The Profitable Search for Search Engines

Editor's Note: this is the first of a two-part article examining Internet search engines', what they can provide, and the growing business in creating them

ditor's Note: this is the first of a two-part article examining Internet search engines', what they can provide, and the growing business in creating them

Kent Summers (Electronic Book Technologies Inc.; kjs@ebt.com) wasn't just having a bad hair day when he began a presentation about the Internet recently with the pronouncement, "Surfing sucks." Rather, he was echoing the frustration Internet searchers feel when probing cyberspace looking for that particular piece of data or item of information. Finding specific documents is difficult enough; exploring collections, libraries or servers is nearly impossible with the current crop of Internet search engines.

This challenge of creating finely tuned engines to explore and exploit the information richness of the Internet -- not just the World Wide Web, but discussion groups, news groups, et al. -- confronts not only software developers but also document producers. It's also attracting serious attention from entrepreneurs and big business. Beacons broke the fog a short time ago when Microsoft signed a non-exclusive license to use one of the more popular engines, Lycos.

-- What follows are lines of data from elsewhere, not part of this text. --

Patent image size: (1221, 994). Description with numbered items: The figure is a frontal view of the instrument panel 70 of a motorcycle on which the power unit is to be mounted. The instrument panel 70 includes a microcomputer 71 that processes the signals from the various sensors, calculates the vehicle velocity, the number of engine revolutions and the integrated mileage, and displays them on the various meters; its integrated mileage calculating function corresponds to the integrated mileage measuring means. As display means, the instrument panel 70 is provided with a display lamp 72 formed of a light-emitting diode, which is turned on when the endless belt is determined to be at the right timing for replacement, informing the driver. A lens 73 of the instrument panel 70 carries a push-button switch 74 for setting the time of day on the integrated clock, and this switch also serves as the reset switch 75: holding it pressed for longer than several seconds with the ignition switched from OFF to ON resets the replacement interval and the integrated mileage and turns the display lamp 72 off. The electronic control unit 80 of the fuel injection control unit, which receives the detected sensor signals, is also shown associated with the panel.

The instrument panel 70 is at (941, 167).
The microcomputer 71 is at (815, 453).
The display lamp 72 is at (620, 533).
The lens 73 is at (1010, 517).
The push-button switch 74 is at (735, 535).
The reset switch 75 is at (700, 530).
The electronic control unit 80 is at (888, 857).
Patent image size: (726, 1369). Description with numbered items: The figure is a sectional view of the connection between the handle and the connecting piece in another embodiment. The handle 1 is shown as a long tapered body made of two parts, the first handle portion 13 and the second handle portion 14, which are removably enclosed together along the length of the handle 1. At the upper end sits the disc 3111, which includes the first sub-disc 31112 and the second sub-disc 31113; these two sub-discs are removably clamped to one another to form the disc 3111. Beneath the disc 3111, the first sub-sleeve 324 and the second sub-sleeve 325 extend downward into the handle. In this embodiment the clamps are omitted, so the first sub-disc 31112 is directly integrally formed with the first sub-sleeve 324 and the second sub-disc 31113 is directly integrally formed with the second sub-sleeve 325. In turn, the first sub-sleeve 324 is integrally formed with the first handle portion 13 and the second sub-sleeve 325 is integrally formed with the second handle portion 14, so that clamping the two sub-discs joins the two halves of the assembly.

What's out there now? Even for those familiar with the Internet, the current crop of search engines, at times referred to as spiders, wanderers and robots, bear arcane names: Lycos (the first 5 letters of the Latin name for Wolf Spider, that is, Lycosidae; URL: http://lycos.cs.cmu.edu/); JumpStation II (URL: http://js.stir.ac.uk/jsbin/jsii); World Wide Web Worm (URL: http://www.cs.colorado.edu/home/mcbryan/WWWW.html); WebCrawler (URL: http://webcrawler.cs.washington.edu/WebCrawler/); NIKOS (URL:http://www.rns.com/cgi-bin/nikos) and DE-CLOD (Distributedly Administered Categorical List of Documents; URL: http://schiller.wustl.edu/DACLOD/daclod

These engines allow you to search for information many ways -- some search the titles or the headers of documents, such as WWW home pages, others search documents and still others search indexes or directories. Many offer subsystems to manipulate and manage the information you get.

Lycosª, for example, which bills itself as "the catalog of the Internet," trawls the Web, Gopherspace and FTP archives daily and creates a database of all the Web pages it uncovers. The index of the database is updated each week. Its search engine, called Pursuit, presents "probabilistic retrieval from this catalog, taking a user's query and returning a sorted list of hits (the list is sorted by match score, and only documents with scores above the threshold are retrieved)."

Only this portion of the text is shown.